All tracks were sung by Asha Bhosle.

| Song | Singer |
|---|---|
| "Baila Baila" | Asha Bhosle |
| "Rang Raliyan" | Asha Bhosle |
| "Sapnon Mein" | Asha Bhosle |
| "Jaan-E-Man" | Asha Bhosle, KK |
| "Gungunati Hai" | Asha Bhosle, Udit Narayan |
| "Hum Dono Hain Khoye" | Asha Bhosle, Udit Narayan |

==Reception==
===Box office===
According to Box Office India, the film earned ₹51.9 million against a budget of ₹25 million. Rediff.com called the collection of the film "commission earner" in Mumbai and "average" in other cities.

===Critical response===
Taran Adarsh of IndiaFM gave the film 1 star out of 5, writing "On the whole, KHWAHISH leaves many 'khwahishes' unfulfilled. The gentry would find it hard to relate to a love story with minimal emotions, while the front benchers - expecting a lot of skin show - will be grossly disappointed as well.
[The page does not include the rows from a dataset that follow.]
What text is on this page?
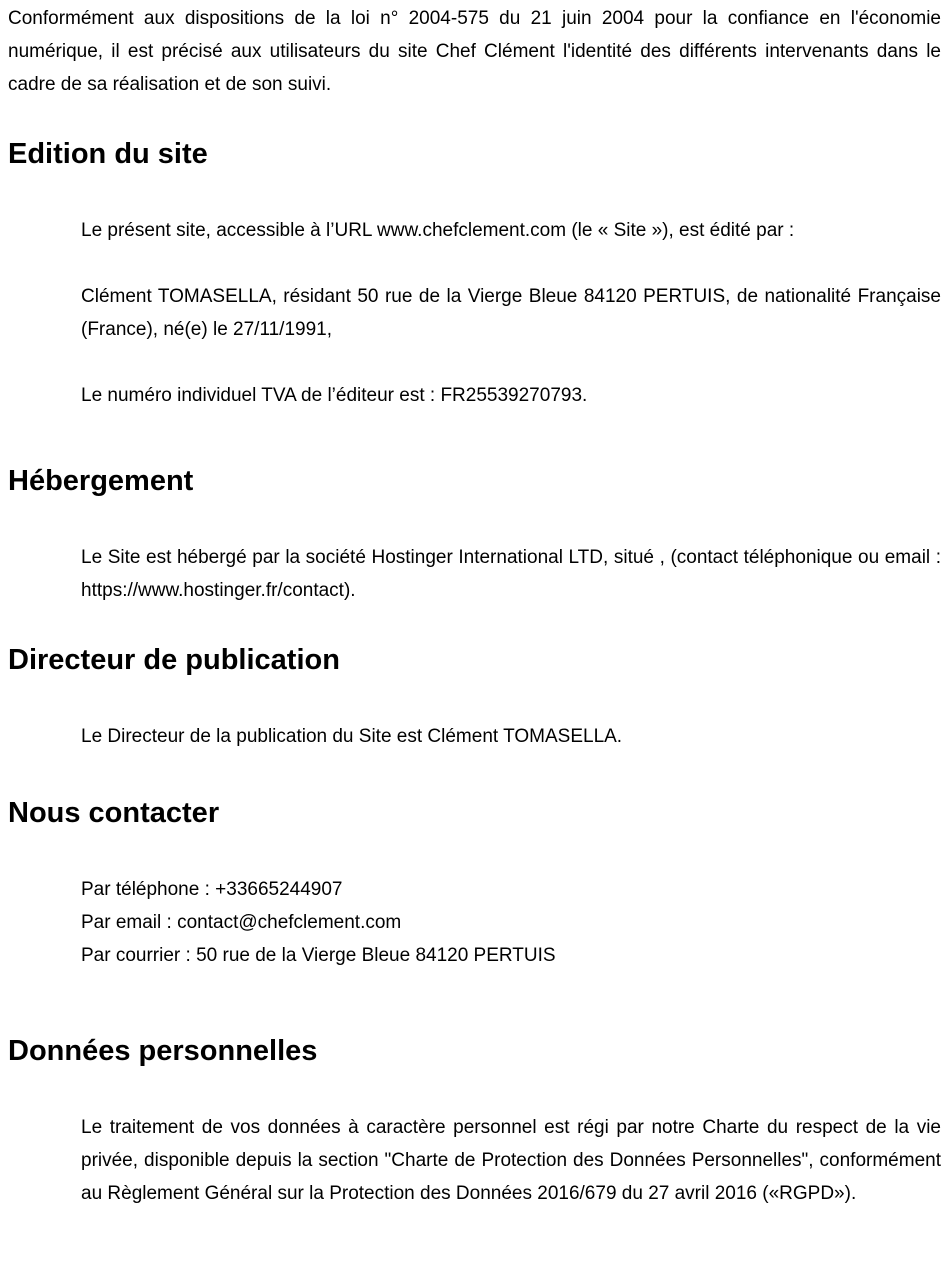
Conformément aux dispositions de la loi n° 2004-575 du 21 juin 2004 pour la confiance en l'économie numérique, il est précisé aux utilisateurs du site Chef Clément l'identité des différents intervenants dans le cadre de sa réalisation et de son suivi.

Edition du site

Le présent site, accessible à l’URL www.chefclement.com (le « Site »), est édité par :

Clément TOMASELLA, résidant 50 rue de la Vierge Bleue 84120 PERTUIS, de nationalité Française (France), né(e) le 27/11/1991,

Le numéro individuel TVA de l’éditeur est : FR25539270793.

Hébergement

Le Site est hébergé par la société Hostinger International LTD, situé , (contact téléphonique ou email : https://www.hostinger.fr/contact).

Directeur de publication

Le Directeur de la publication du Site est Clément TOMASELLA.

Nous contacter
Par téléphone : +33665244907
Par email : contact@chefclement.com
Par courrier : 50 rue de la Vierge Bleue 84120 PERTUIS
Données personnelles

Le traitement de vos données à caractère personnel est régi par notre Charte du respect de la vie privée, disponible depuis la section "Charte de Protection des Données Personnelles", conformément au Règlement Général sur la Protection des Données 2016/679 du 27 avril 2016 («RGPD»).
At the box-office, the film will face an uphill task." Adhitya Suvarna of Rediff.com gave a negative review, writing "Khwahish is a waste of time. Forget the script; there is none. What's worse, the chemistry between the lead couple, Mallika Sherawat and Himanshu Malik, is non-existent. The much-hyped 17 kisses come and go before you even realise it."